Scales of reasonableness? Image by OpenClipart-Vectors from Pixabay

I am a reasonable guy, but I am just about fed up with Israel’s Supreme Court. It has gone beyond the limits of “reasonable” intervention in Israeli political and public life with its ever-expanding scope of super-subjective decision-making.

In normal democratic societies there are elected parliaments which set legal norms, based on society’s limits of acceptable or reasonable behavior and the communal values that lie behind them. Not so in Israel. We have Court President Esther Hayut, who follows in the footsteps of former Court President (chief justice) Aharon Barak.

Barak’s Supreme Court effectively stripped Israeli law of any inherent meaning and created complete legal mayhem. There are no truths, no absolute values, no clear-cut legal precedents. Past legal experience is no guide; political decisions have no intrinsic validity. Anything is “justiciable,” which means that everything from tax to defense policy is subject to the reproach of the High Court of Justice (which is the Supreme Court sitting in judgement of the government).

The whole enchilada is subject to the personal prejudices and individual inclinations of the enlightened members of the highest bench. They hold the gavel and decide according to their own scale of propriety.

The Court has developed a series of mumbo-jumbo, infinitely pliant concepts to justify this takeover.

“Reasonableness” is a term that runs like a computer virus through the High Court’s decisions over the past two decades. It is authoritarian jargon which allows High Court justices to elastically apply their own sensibilities; to socially re-engineer Israeli society. In their enlightened image, of course.

“Substantive democracy” is another newfangled term that Barak concocted (– as opposed to pedestrian “functional democracy” where the ballot box is supreme).
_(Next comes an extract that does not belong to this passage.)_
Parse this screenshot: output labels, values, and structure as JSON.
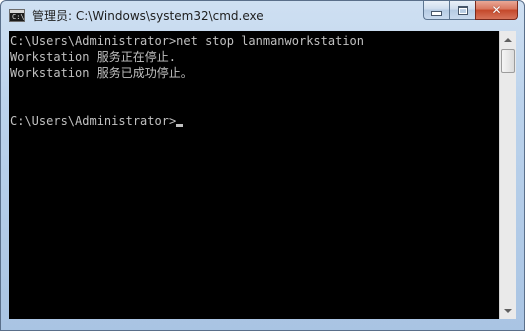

This means that Court takes on itself a made-up responsibility to set “substantive” norms and “standards of decency” for public life, and to apply “broad interpretations” of the law to fit its own perceptions of “values,” “balance,” and “equality” – even if the law books don’t contain any such terms or prescriptions.

Given the current makeup of the Court, decisions that employ such supple and flexible principles invariably are skewed in favor the liberal side of the political spectrum.

And thus, the Court has ruled in recent years with a liberal fist on allocation of JNF land, Palestinian residency rights in Israel, rights of foreign converts to citizenship, Haredi draft deferments and stipends to yeshiva students, commerce on Shabbat, and more.

Further back, Barak’s High Court ruled it “unreasonable” to close the Palestinian Authority’s headquarters in Jerusalem (“Orient House”), despite the affront to Israel’s sovereignty in Jerusalem occasioned by its operation.

The Court ruled it “unreasonable” to compromise and close Bar-Ilan Street in Jerusalem for several hours on Shabbat, despite the fact that a public committee of prominent religious and secular Jews – which was far more representative of Israeli society than the Court! – had found otherwise.

Fortunately, both these lamentable Court decisions were later circumvented by the government.

The Court found it “unreasonable” that religious Jews be allowed to pray on the Temple Mount because this would disturb the Arabs and require a massive police presence. On the other hand, the Court found it “reasonable” to allow the Women of the Wall to pray in a manner offensive to most worshippers at the Western Wall despite the disturbance involved and the massive police presence require to make it feasible. Get it?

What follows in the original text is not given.